# SA naming convention



## ScottChapin (Jul 7, 2010)

I'm seriously narrowing my field of possible acquisition down to the Springfield, but the model naming is confusing. It looks like GI, Loaded, Operator, and TRP are all models onto themselves, yet you can get a Loaded TRP Operator.

I "think" that a Loaded Operator is what I am looking for and that adding TRP to the mix just adds candy that might actually be detrimental as an HD weapon. The only Loaded Operator that I can find is the OD/Black version. Although it is an attractive gun, and would look great in anyone's collection, I think it would grow old on me as a carry weapon. Is there another finish available for that model? Do I want a different model? Do bull barrels really add anything to a 5" barrel? I doubt that I would shoot enough to get a barrel that hot?


----------



## HAGEN (Jul 14, 2010)

*Springfield 1911s*

I have a IDPA Shooting Buddy that loves Springfield 1911 Guns.
He has one of each Model including a 9MM uses all has MAtch Guns including the Short 45.
The only issue he as had is with the 9MM , and has most 9MM 1911s they love Extractors in the middle of a Match. (My Kimber has the same Issue)
If you go that route install a Aftec Extractor and the 9 will be fine.

Good Shooting


----------



## VAMarine (Dec 25, 2008)

ScottChapin said:


> I'm seriously narrowing my field of possible acquisition down to the Springfield, but the model naming is confusing. It looks like GI, Loaded, Operator, and TRP are all models onto themselves, yet you can get a Loaded TRP Operator.
> 
> I "think" that a Loaded Operator is what I am looking for and that adding TRP to the mix just adds candy that might actually be detrimental as an HD weapon. The only Loaded Operator that I can find is the OD/Black version. Although it is an attractive gun, and would look great in anyone's collection, I think it would grow old on me as a carry weapon. Is there another finish available for that model? Do I want a different model? Do bull barrels really add anything to a 5" barrel? I doubt that I would shoot enough to get a barrel that hot?


Springfield railed 1911s:

TRP Light Rail
Loaded MC Operator
Lightweight Operator
Light Weight Champion Operator
Micro Compact Operator

Those are your options.

The loaded MC operator only comes in black/green as a standard option, you can get anything you want from Springfield provided you special order it.
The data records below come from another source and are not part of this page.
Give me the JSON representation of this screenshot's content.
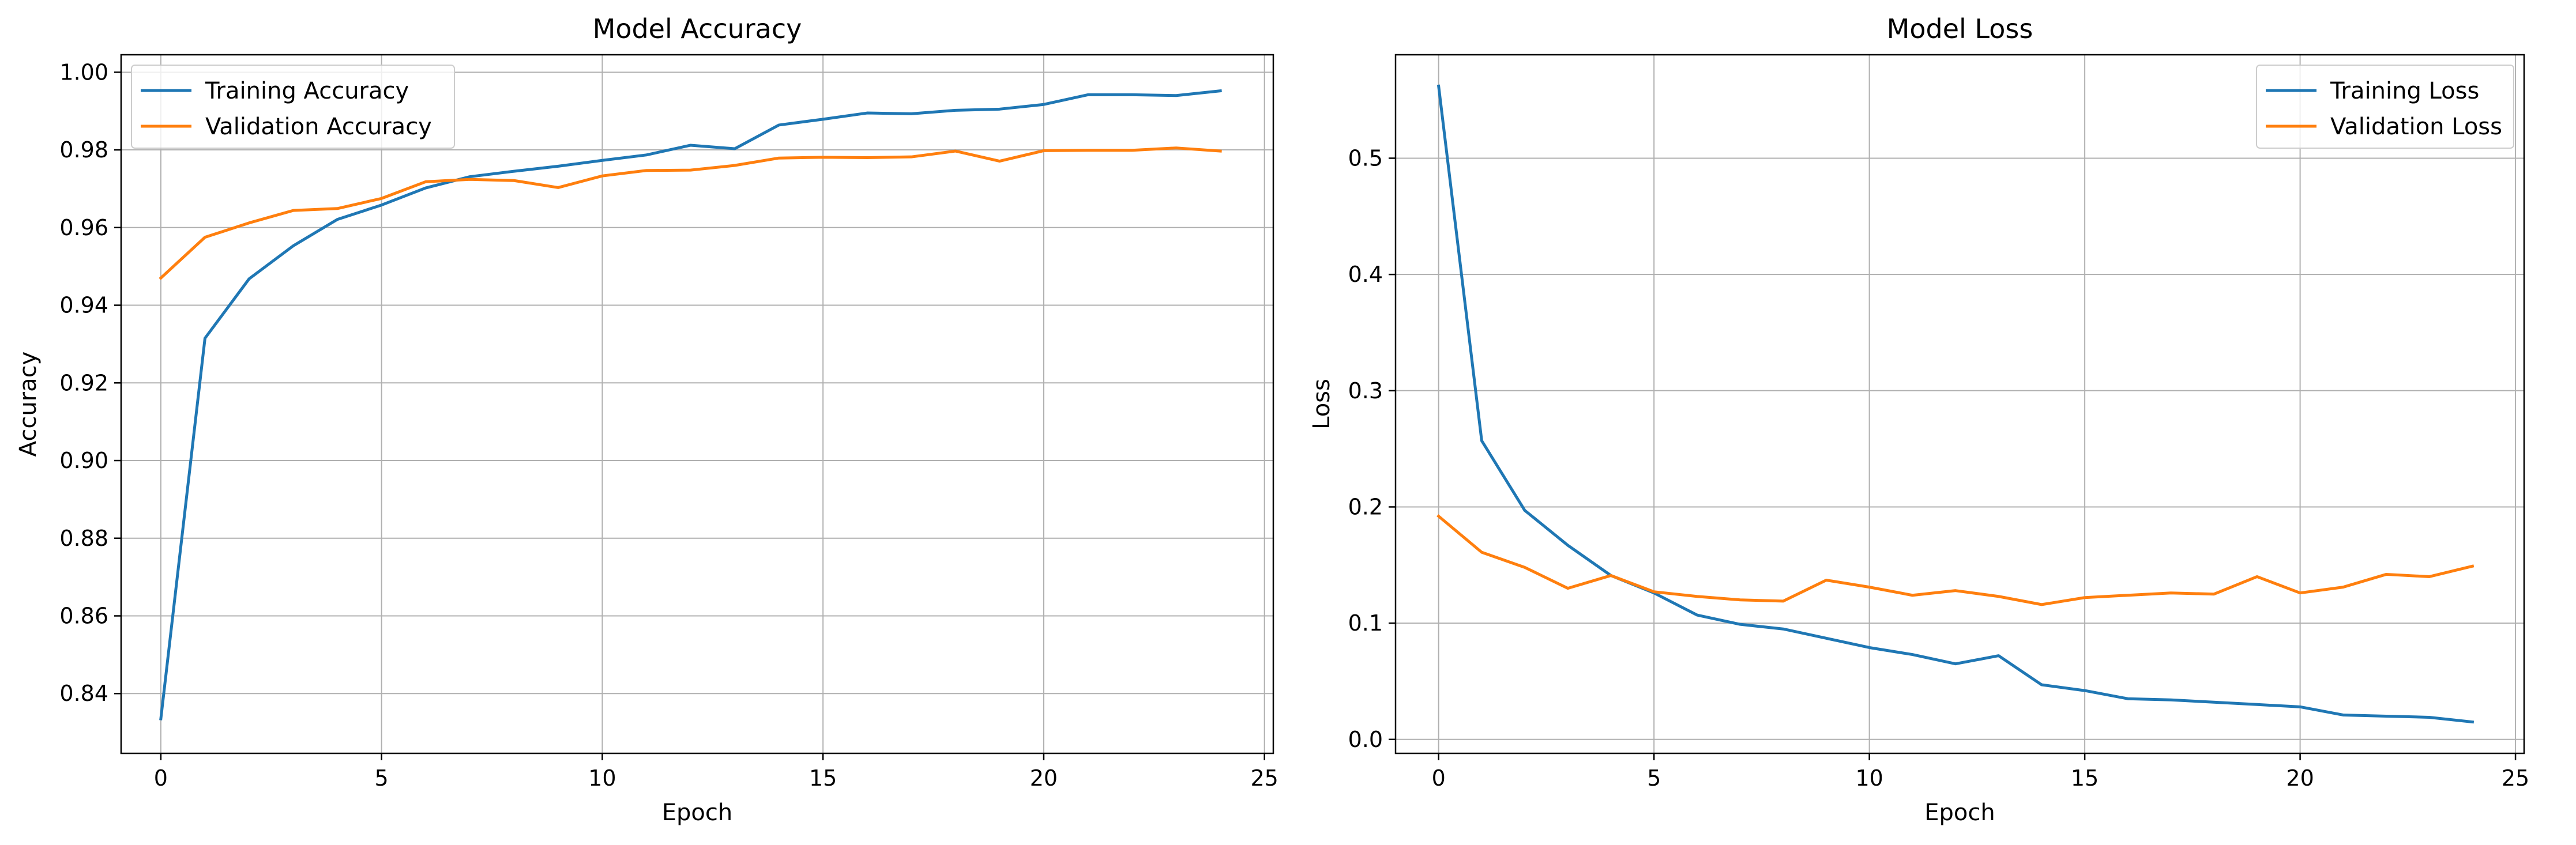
{
  "colors": {
    "training": "#1f77b4",
    "validation": "#ff7f0e",
    "grid": "#b0b0b0",
    "background": "#ffffff"
  },
  "chart_data": [
    {
      "type": "line",
      "title": "Model Accuracy",
      "xlabel": "Epoch",
      "ylabel": "Accuracy",
      "xlim": [
        -0.9,
        25.2
      ],
      "ylim": [
        0.8246,
        1.0045
      ],
      "xticks": [
        0,
        5,
        10,
        15,
        20,
        25
      ],
      "yticks": [
        0.84,
        0.86,
        0.88,
        0.9,
        0.92,
        0.94,
        0.96,
        0.98,
        1.0
      ],
      "ytick_labels": [
        "0.84",
        "0.86",
        "0.88",
        "0.90",
        "0.92",
        "0.94",
        "0.96",
        "0.98",
        "1.00"
      ],
      "xtick_labels": [
        "0",
        "5",
        "10",
        "15",
        "20",
        "25"
      ],
      "grid": true,
      "legend_position": "upper-left",
      "x": [
        0,
        1,
        2,
        3,
        4,
        5,
        6,
        7,
        8,
        9,
        10,
        11,
        12,
        13,
        14,
        15,
        16,
        17,
        18,
        19,
        20,
        21,
        22,
        23,
        24
      ],
      "series": [
        {
          "name": "Training Accuracy",
          "color": "#1f77b4",
          "values": [
            0.8335,
            0.9315,
            0.9468,
            0.9553,
            0.9621,
            0.9658,
            0.9702,
            0.9731,
            0.9745,
            0.9758,
            0.9773,
            0.9787,
            0.9812,
            0.9803,
            0.9864,
            0.9879,
            0.9895,
            0.9893,
            0.9902,
            0.9905,
            0.9917,
            0.9942,
            0.9942,
            0.994,
            0.9952
          ]
        },
        {
          "name": "Validation Accuracy",
          "color": "#ff7f0e",
          "values": [
            0.947,
            0.9575,
            0.9612,
            0.9644,
            0.9649,
            0.9675,
            0.9718,
            0.9724,
            0.9721,
            0.9703,
            0.9733,
            0.9747,
            0.9748,
            0.976,
            0.9779,
            0.9781,
            0.978,
            0.9782,
            0.9797,
            0.9771,
            0.9798,
            0.9799,
            0.9799,
            0.9805,
            0.9797
          ]
        }
      ]
    },
    {
      "type": "line",
      "title": "Model Loss",
      "xlabel": "Epoch",
      "ylabel": "Loss",
      "xlim": [
        -1.0,
        25.2
      ],
      "ylim": [
        -0.012,
        0.589
      ],
      "xticks": [
        0,
        5,
        10,
        15,
        20,
        25
      ],
      "yticks": [
        0.0,
        0.1,
        0.2,
        0.3,
        0.4,
        0.5
      ],
      "ytick_labels": [
        "0.0",
        "0.1",
        "0.2",
        "0.3",
        "0.4",
        "0.5"
      ],
      "xtick_labels": [
        "0",
        "5",
        "10",
        "15",
        "20",
        "25"
      ],
      "grid": true,
      "legend_position": "upper-right",
      "x": [
        0,
        1,
        2,
        3,
        4,
        5,
        6,
        7,
        8,
        9,
        10,
        11,
        12,
        13,
        14,
        15,
        16,
        17,
        18,
        19,
        20,
        21,
        22,
        23,
        24
      ],
      "series": [
        {
          "name": "Training Loss",
          "color": "#1f77b4",
          "values": [
            0.562,
            0.257,
            0.197,
            0.167,
            0.141,
            0.126,
            0.107,
            0.099,
            0.095,
            0.087,
            0.079,
            0.073,
            0.065,
            0.072,
            0.047,
            0.042,
            0.035,
            0.034,
            0.032,
            0.03,
            0.028,
            0.021,
            0.02,
            0.019,
            0.015
          ]
        },
        {
          "name": "Validation Loss",
          "color": "#ff7f0e",
          "values": [
            0.192,
            0.161,
            0.148,
            0.13,
            0.141,
            0.127,
            0.123,
            0.12,
            0.119,
            0.137,
            0.131,
            0.124,
            0.128,
            0.123,
            0.116,
            0.122,
            0.124,
            0.126,
            0.125,
            0.14,
            0.126,
            0.131,
            0.142,
            0.14,
            0.149
          ]
        }
      ]
    }
  ]
}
Regarding the 5" barrel, if you have to ask, you don't need it. It can reduce a little bit of muzzle climb, but so will hanging a light off the front of the gun. For those reading this thread that are interested, be advised that in IDPA you can't have a 5" bull barrel.

If you don't want the black/green, go with the Lightweight Operator, it has all the same features as a regular Loaded from Springfield. The MC Operator is the "low cost" replica of what they made for the USMC.

The TRP Light Rail is a fine gun, but if you don't plan on shooting it a lot, I think it's overkill for your intended usage.


----------



## ScottChapin (Jul 7, 2010)

VAMarine said:


> Springfield railed 1911s:
> 
> TRP Light Rail
> Loaded MC Operator
> ...


Maybe, maybe not. I know what they are for, except that I did not consider recoil. I was wondering really how much you would have to shoot one, before you would realize the benefit.



> It can reduce a little bit of muzzle climb, but so will hanging a light off the front of the gun. For those reading this thread that are interested, be advised that in IDPA you can't have a 5" bull barrel.
> 
> If you don't want the black/green, go with the Lightweight Operator, it has all the same features as a regular Loaded from Springfield. The MC Operator is the "low cost" replica of what they made for the USMC.


OK, I saw lightweight versus full size in the description and missed that the lightweight was a 5" barrel. I was thinking it was a Commander class or such. The recoil mechanisms do differ though, aside from the steel vs aluminum.



> The TRP Light Rail is a fine gun, but if you don't plan on shooting it a lot, I think it's overkill for your intended usage.


That's what I'm thinking.

Thank you!


----------